Thanks everyone!!! very heplfull.

Subject:RE: How do you make acidized loops?
Reply by: Spirit
Date:2/19/2004 9:29:32 AM

Buckskin: that may be so, but I'd venture that most users are more concerned with just getting a perfectly synced 4/4 loop with wrapped effects than they are with those other nuances...

Subject:RE: How do you make acidized loops?
Reply by: Buckskin
Date:2/19/2004 11:42:53 AM

if they're doing a straight drum loop. but with anything else you need more.

Subject:RE: How do you make acidized loops?
Reply by: Iacobus
Date:2/19/2004 12:20:49 PM

Can I add to this? :o)

You can create your own custom, ACIDized loop in ACID itself.

To do so, you'd record whatever you need, then set the Loop Region over the recorded take and use CTRL+M with the "render loop region only" option checked.

If the rendered track becomes a Loop, overall project tempo and key data will be rendered along with the new track. (The same applies to Beatmapped tracks.)

Note how I said, "If." By default, anything between half a second to 30 seconds becomes a Loop.
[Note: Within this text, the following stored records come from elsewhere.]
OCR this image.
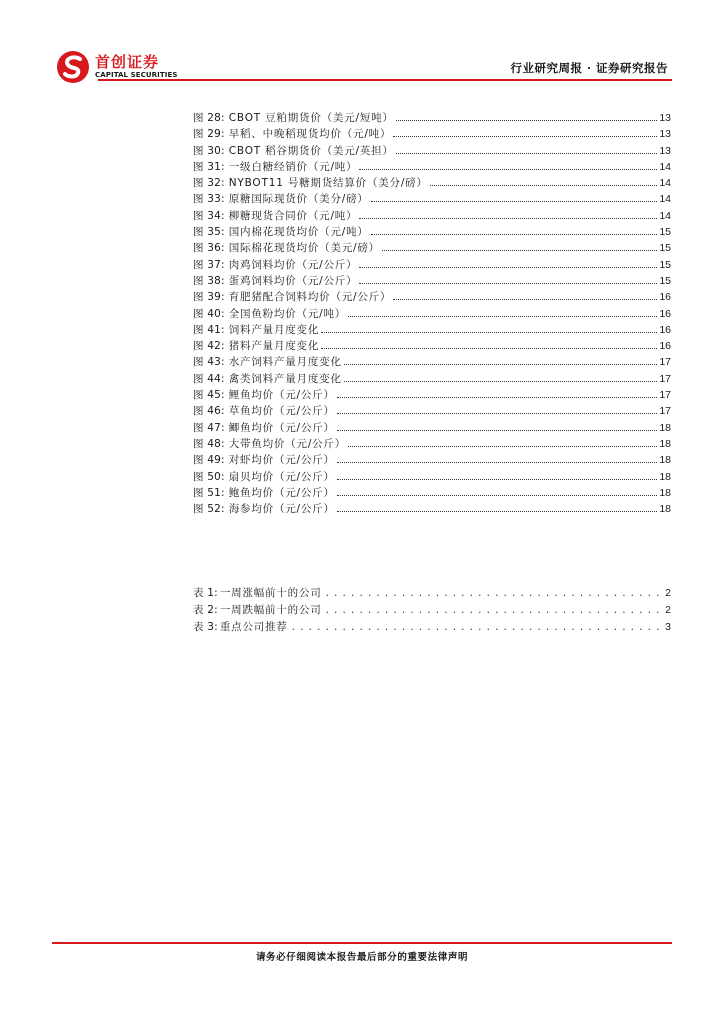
首创证券
CAPITAL SECURITIES	行业研究周报 · 证券研究报告
图 28: CBOT 豆粕期货价（美元/短吨）	13
图 29: 早稻、中晚稻现货均价（元/吨）	13
图 30: CBOT 稻谷期货价（美元/英担）	13
图 31: 一级白糖经销价（元/吨）	14
图 32: NYBOT11 号糖期货结算价（美分/磅）	14
图 33: 原糖国际现货价（美分/磅）	14
图 34: 柳糖现货合同价（元/吨）	14
图 35: 国内棉花现货均价（元/吨）	15
图 36: 国际棉花现货均价（美元/磅）	15
图 37: 肉鸡饲料均价（元/公斤）	15
图 38: 蛋鸡饲料均价（元/公斤）	15
图 39: 育肥猪配合饲料均价（元/公斤）	16
图 40: 全国鱼粉均价（元/吨）	16
图 41: 饲料产量月度变化	16
图 42: 猪料产量月度变化	16
图 43: 水产饲料产量月度变化	17
图 44: 禽类饲料产量月度变化	17
图 45: 鲤鱼均价（元/公斤）	17
图 46: 草鱼均价（元/公斤）	17
图 47: 鲫鱼均价（元/公斤）	18
图 48: 大带鱼均价（元/公斤）	18
图 49: 对虾均价（元/公斤）	18
图 50: 扇贝均价（元/公斤）	18
图 51: 鲍鱼均价（元/公斤）	18
图 52: 海参均价（元/公斤）	18
表 1: 一周涨幅前十的公司 . . .	2
表 2: 一周跌幅前十的公司 . . .	2
表 3: 重点公司推荐 . . .	3
请务必仔细阅读本报告最后部分的重要法律声明
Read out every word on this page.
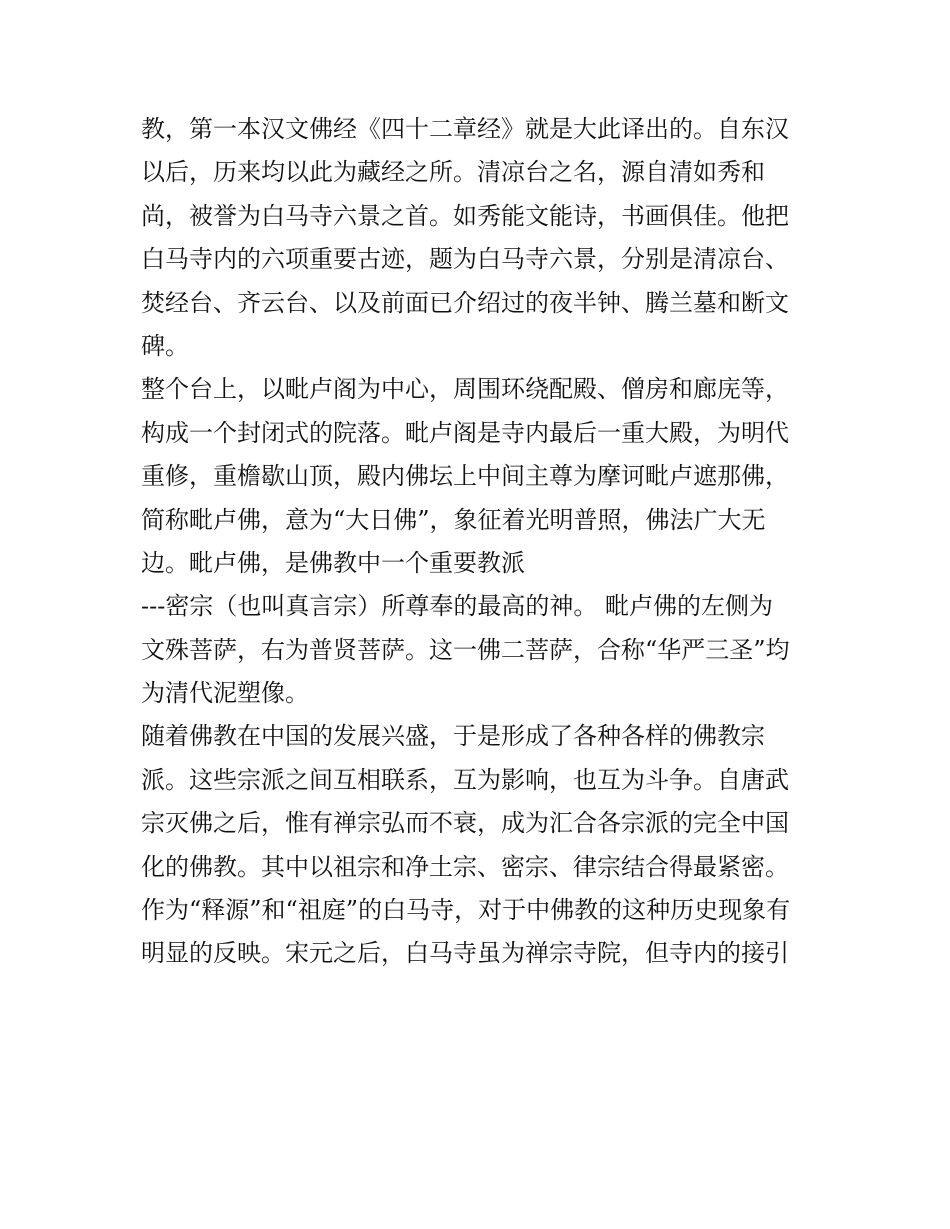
教，第一本汉文佛经《四十二章经》就是大此译出的。自东汉
以后，历来均以此为藏经之所。清凉台之名，源自清如秀和
尚，被誉为白马寺六景之首。如秀能文能诗，书画俱佳。他把
白马寺内的六项重要古迹，题为白马寺六景，分别是清凉台、
焚经台、齐云台、以及前面已介绍过的夜半钟、腾兰墓和断文
碑。
整个台上，以毗卢阁为中心，周围环绕配殿、僧房和廊庑等，
构成一个封闭式的院落。毗卢阁是寺内最后一重大殿，为明代
重修，重檐歇山顶，殿内佛坛上中间主尊为摩诃毗卢遮那佛，
简称毗卢佛，意为“大日佛”，象征着光明普照，佛法广大无
边。毗卢佛，是佛教中一个重要教派
---密宗（也叫真言宗）所尊奉的最高的神。 毗卢佛的左侧为
文殊菩萨，右为普贤菩萨。这一佛二菩萨，合称“华严三圣”均
为清代泥塑像。
随着佛教在中国的发展兴盛，于是形成了各种各样的佛教宗
派。这些宗派之间互相联系，互为影响，也互为斗争。自唐武
宗灭佛之后，惟有禅宗弘而不衰，成为汇合各宗派的完全中国
化的佛教。其中以祖宗和净土宗、密宗、律宗结合得最紧密。
作为“释源”和“祖庭”的白马寺，对于中佛教的这种历史现象有
明显的反映。宋元之后，白马寺虽为禅宗寺院，但寺内的接引
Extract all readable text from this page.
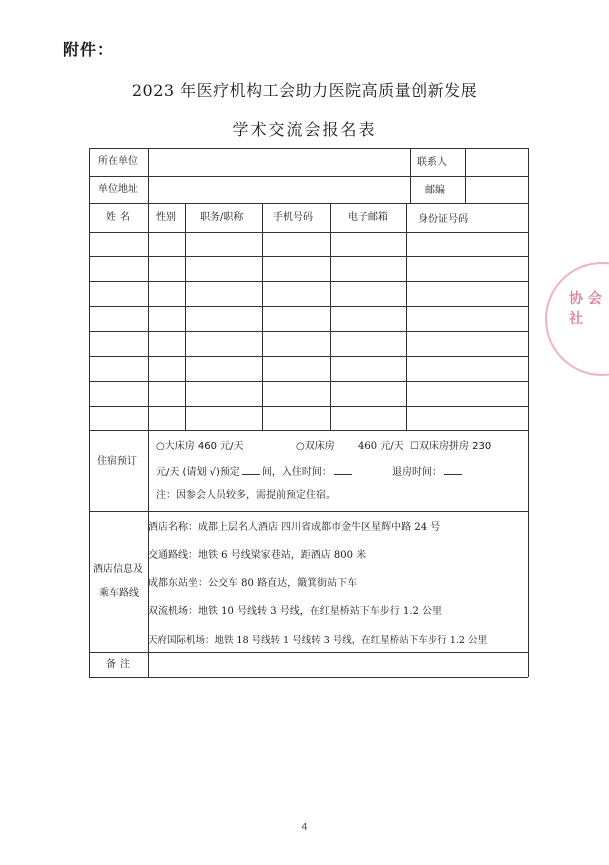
附件：
2023 年医疗机构工会助力医院高质量创新发展
学术交流会报名表
所在单位	联系人
单位地址	邮编
姓名 性别 职务/职称	手机号码	电子邮箱	身份证号码
住宿预订
○大床房 460 元/天	○双床房 460 元/天 ☐双床房拼房 230
元/天 (请划 √)预定 间，入住时间：	退房时间：
注：因参会人员较多，需提前预定住宿。
酒店信息及
乘车路线
酒店名称：成都上层名人酒店 四川省成都市金牛区星辉中路 24 号
交通路线：地铁 6 号线梁家巷站，距酒店 800 米
成都东站坐：公交车 80 路直达，簸箕街站下车
双流机场：地铁 10 号线转 3 号线，在红星桥站下车步行 1.2 公里
天府国际机场：地铁 18 号线转 1 号线转 3 号线，在红星桥站下车步行 1.2 公里
备注
协 会 社
4
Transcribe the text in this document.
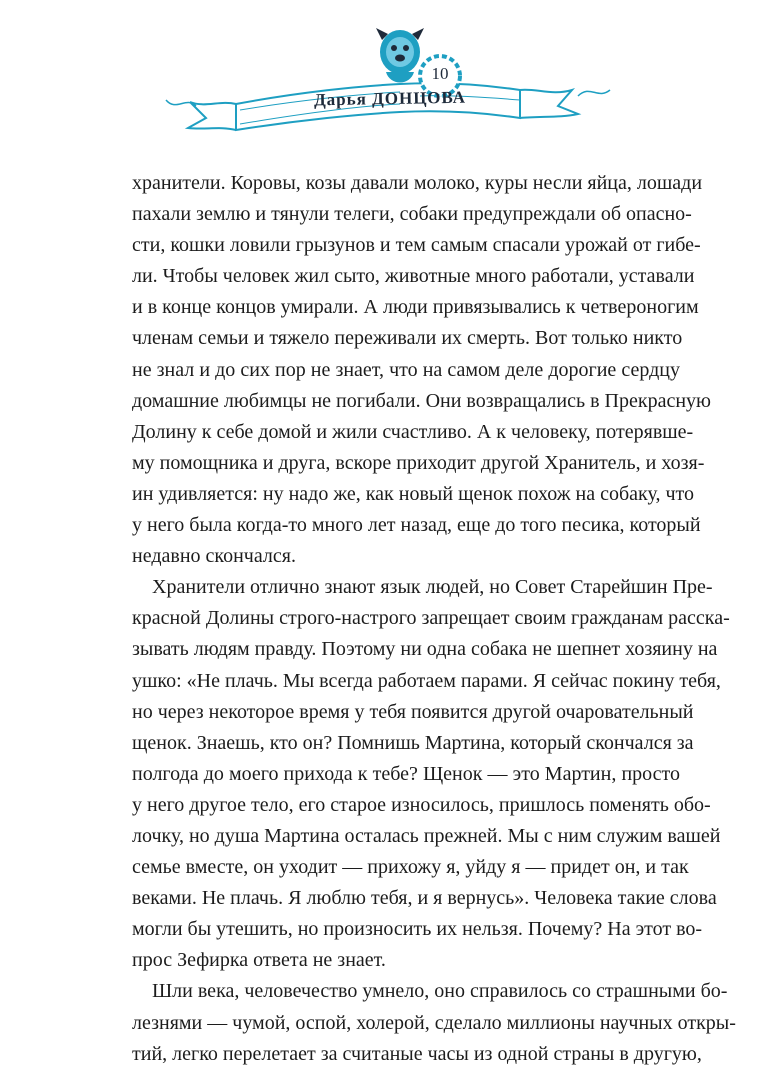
10
Дарья ДОНЦОВА
хранители. Коровы, козы давали молоко, куры несли яйца, лошади
пахали землю и тянули телеги, собаки предупреждали об опасно-
сти, кошки ловили грызунов и тем самым спасали урожай от гибе-
ли. Чтобы человек жил сыто, животные много работали, уставали
и в конце концов умирали. А люди привязывались к четвероногим
членам семьи и тяжело переживали их смерть. Вот только никто
не знал и до сих пор не знает, что на самом деле дорогие сердцу
домашние любимцы не погибали. Они возвращались в Прекрасную
Долину к себе домой и жили счастливо. А к человеку, потерявше-
му помощника и друга, вскоре приходит другой Хранитель, и хозя-
ин удивляется: ну надо же, как новый щенок похож на собаку, что
у него была когда-то много лет назад, еще до того песика, который
недавно скончался.
Хранители отлично знают язык людей, но Совет Старейшин Пре-
красной Долины строго-настрого запрещает своим гражданам расска-
зывать людям правду. Поэтому ни одна собака не шепнет хозяину на
ушко: «Не плачь. Мы всегда работаем парами. Я сейчас покину тебя,
но через некоторое время у тебя появится другой очаровательный
щенок. Знаешь, кто он? Помнишь Мартина, который скончался за
полгода до моего прихода к тебе? Щенок — это Мартин, просто
у него другое тело, его старое износилось, пришлось поменять обо-
лочку, но душа Мартина осталась прежней. Мы с ним служим вашей
семье вместе, он уходит — прихожу я, уйду я — придет он, и так
веками. Не плачь. Я люблю тебя, и я вернусь». Человека такие слова
могли бы утешить, но произносить их нельзя. Почему? На этот во-
прос Зефирка ответа не знает.
Шли века, человечество умнело, оно справилось со страшными бо-
лезнями — чумой, оспой, холерой, сделало миллионы научных откры-
тий, легко перелетает за считаные часы из одной страны в другую,
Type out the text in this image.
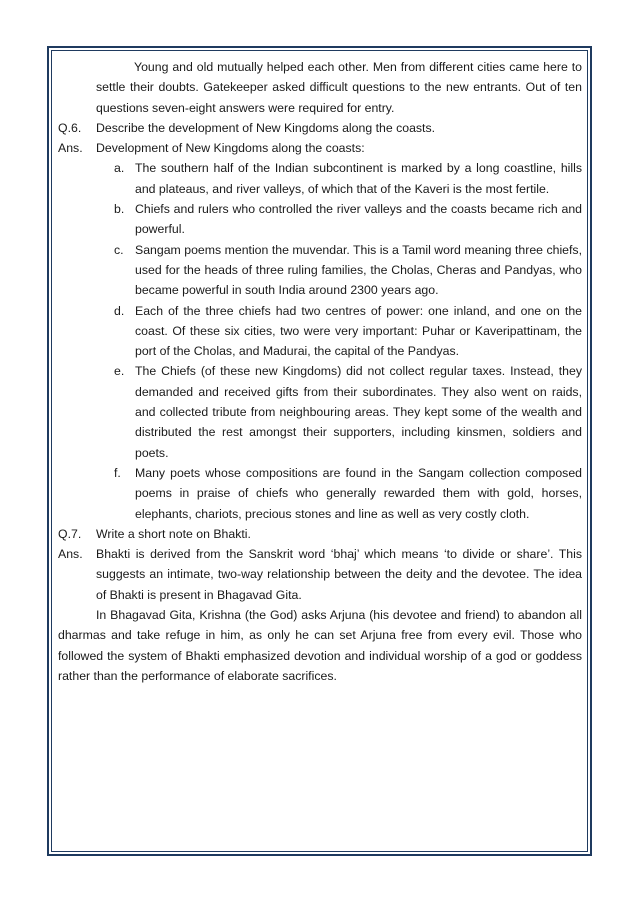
Young and old mutually helped each other. Men from different cities came here to settle their doubts. Gatekeeper asked difficult questions to the new entrants. Out of ten questions seven-eight answers were required for entry.

Q.6.	Describe the development of New Kingdoms along the coasts.
Ans.	Development of New Kingdoms along the coasts:
a. The southern half of the Indian subcontinent is marked by a long coastline, hills and plateaus, and river valleys, of which that of the Kaveri is the most fertile.
b. Chiefs and rulers who controlled the river valleys and the coasts became rich and powerful.
c. Sangam poems mention the muvendar. This is a Tamil word meaning three chiefs, used for the heads of three ruling families, the Cholas, Cheras and Pandyas, who became powerful in south India around 2300 years ago.
d. Each of the three chiefs had two centres of power: one inland, and one on the coast. Of these six cities, two were very important: Puhar or Kaveripattinam, the port of the Cholas, and Madurai, the capital of the Pandyas.
e. The Chiefs (of these new Kingdoms) did not collect regular taxes. Instead, they demanded and received gifts from their subordinates. They also went on raids, and collected tribute from neighbouring areas. They kept some of the wealth and distributed the rest amongst their supporters, including kinsmen, soldiers and poets.
f.	Many poets whose compositions are found in the Sangam collection composed poems in praise of chiefs who generally rewarded them with gold, horses, elephants, chariots, precious stones and line as well as very costly cloth.
Q.7.	Write a short note on Bhakti.
Ans.	Bhakti is derived from the Sanskrit word ‘bhaj’ which means ‘to divide or share’. This suggests an intimate, two-way relationship between the deity and the devotee. The idea of Bhakti is present in Bhagavad Gita.

In Bhagavad Gita, Krishna (the God) asks Arjuna (his devotee and friend) to abandon all dharmas and take refuge in him, as only he can set Arjuna free from every evil. Those who followed the system of Bhakti emphasized devotion and individual worship of a god or goddess rather than the performance of elaborate sacrifices.
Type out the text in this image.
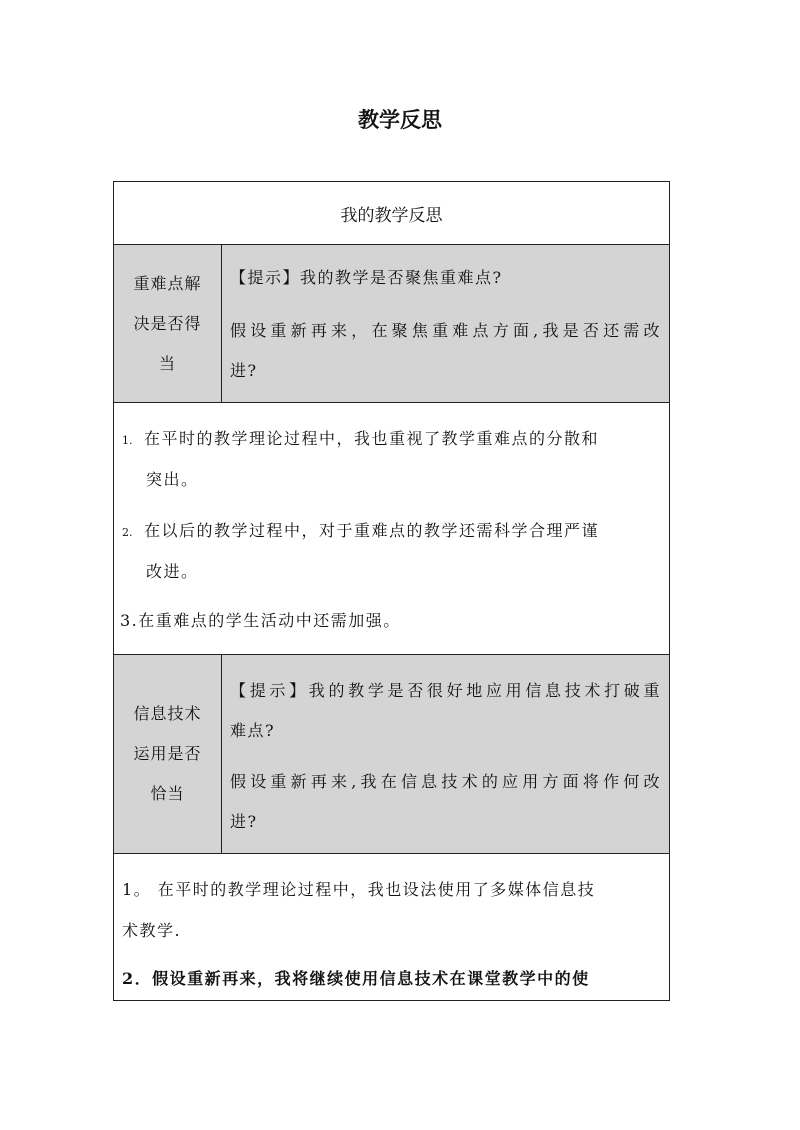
教学反思
我的教学反思
重难点解
决是否得
当
【提示】我的教学是否聚焦重难点?
假设重新再来，在聚焦重难点方面,我是否还需改
进?
1. 在平时的教学理论过程中，我也重视了教学重难点的分散和
突出。
2. 在以后的教学过程中，对于重难点的教学还需科学合理严谨
改进。
3.在重难点的学生活动中还需加强。
信息技术
运用是否
恰当
【提示】我的教学是否很好地应用信息技术打破重
难点?
假设重新再来,我在信息技术的应用方面将作何改
进?
1。 在平时的教学理论过程中，我也设法使用了多媒体信息技
术教学.
2．假设重新再来，我将继续使用信息技术在课堂教学中的使
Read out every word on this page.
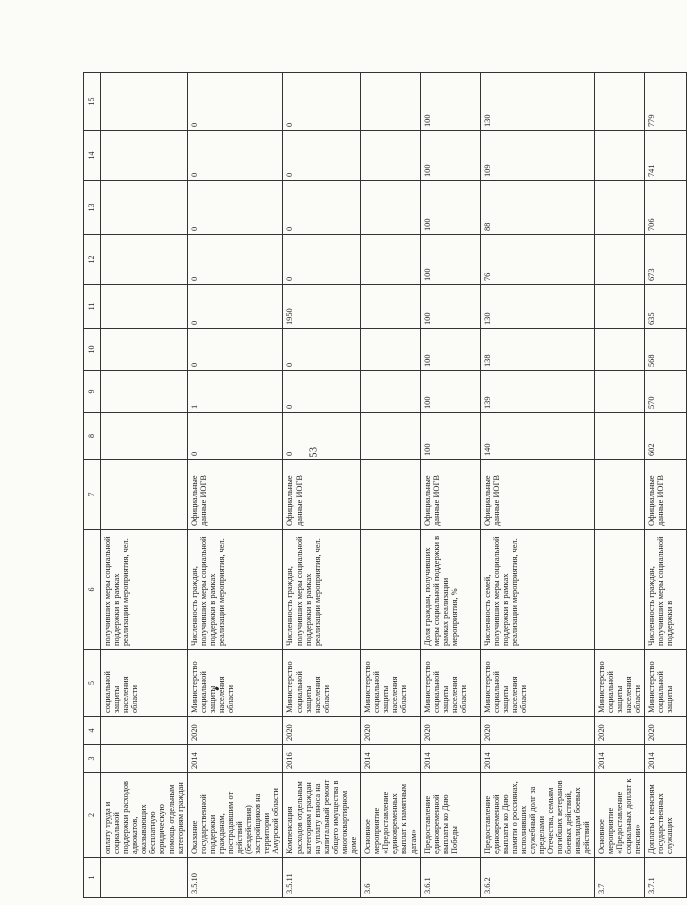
53
1	2	3	4	5	6	7	8	9	10	11	12	13	14	15
	оплату труда и социальной поддержки расходов адвокатов, оказывающих бесплатную юридическую помощь отдельным категориям граждан			социальной защиты населения области	получивших меры социальной поддержки в рамках реализации мероприятия, чел.									
3.5.10	Оказание государственной поддержки гражданам, пострадавшим от действий (бездействия) застройщиков на территории Амурской области	2014	2020	Министерство социальной защиты населения области	Численность граждан, получивших меры социальной поддержки в рамках реализации мероприятия, чел.	Официальные данные ИОГВ	0	1	0	0	0	0	0	0
3.5.11	Компенсация расходов отдельным категориям граждан на уплату взноса на капитальный ремонт общего имущества в многоквартирном доме	2016	2020	Министерство социальной защиты населения области	Численность граждан, получивших меры социальной поддержки в рамках реализации мероприятия, чел.	Официальные данные ИОГВ	0	0	0	1950	0	0	0	0
3.6	Основное мероприятие «Предоставление единовременных выплат к памятным датам»	2014	2020	Министерство социальной защиты населения области										
3.6.1	Предоставление единовременной выплаты ко Дню Победы	2014	2020	Министерство социальной защиты населения области	Доля граждан, получивших меры социальной поддержки в рамках реализации мероприятия, %	Официальные данные ИОГВ	100	100	100	100	100	100	100	100
3.6.2	Предоставление единовременной выплаты ко Дню памяти о россиянах, исполнявших служебный долг за пределами Отечества, семьям погибших ветеранов боевых действий, инвалидам боевых действий	2014	2020	Министерство социальной защиты населения области	Численность семей, получивших меры социальной поддержки в рамках реализации мероприятия, чел.	Официальные данные ИОГВ	140	139	138	130	76	88	109	130
3.7	Основное мероприятие «Предоставление социальных доплат к пенсии»	2014	2020	Министерство социальной защиты населения области										
3.7.1	Доплаты к пенсиям государственных служащих	2014	2020	Министерство социальной защиты	Численность граждан, получивших меры социальной поддержки в	Официальные данные ИОГВ	602	570	568	635	673	706	741	779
Anything longer than 30 seconds becomes a Beatmapped track, and anything shorter than half a second becomes a One-shot.

If you use ACID Pro, I'd also suggest that after you get your ACIDized loop, to go into the stretching properties for the track and adjust/add/remove stretch markers and adjust the stretching; this will ensure better stretching and can make the custom loop sound that much better.

(Be sure to save using the "Save" button under the same window; otherwise, ACID will assume you want the particular stretching changes done in that particular project only, rather than permanently applied to the Loop itself.)

You can also use Sound Forge as Buckskin mentioned. Note that this is a lot more involved but you can definitely get the results you want—as long as you know what you want.

For example, if you know you want a typical, common time four beat sample to be turned into an ACIDized Loop at 120 BPM using Sound Forge, you must first determine exactly how long the sample must be (in time).

There's a simple formula for this:

240 / (intended tempo) = (how long the sample has to be in time)

So, in our example:

240 / 120 = 2 seconds

Thankfully, Sound Forge has many tools that also help you, particularly the ACID Loop Creation Tools.

You can then continue on with ACIDizing by assigning the number of beats (which would be four in our example) and it should report that the Loop has a tempo of 120 BPM in ACID (or at least very close to it).

In any case, be sure that if you make ACIDized loops in Sound Forge, that you access the stretch properties as I mentioned above in ACID Pro (should you have it), as Sound Forge does not have that option.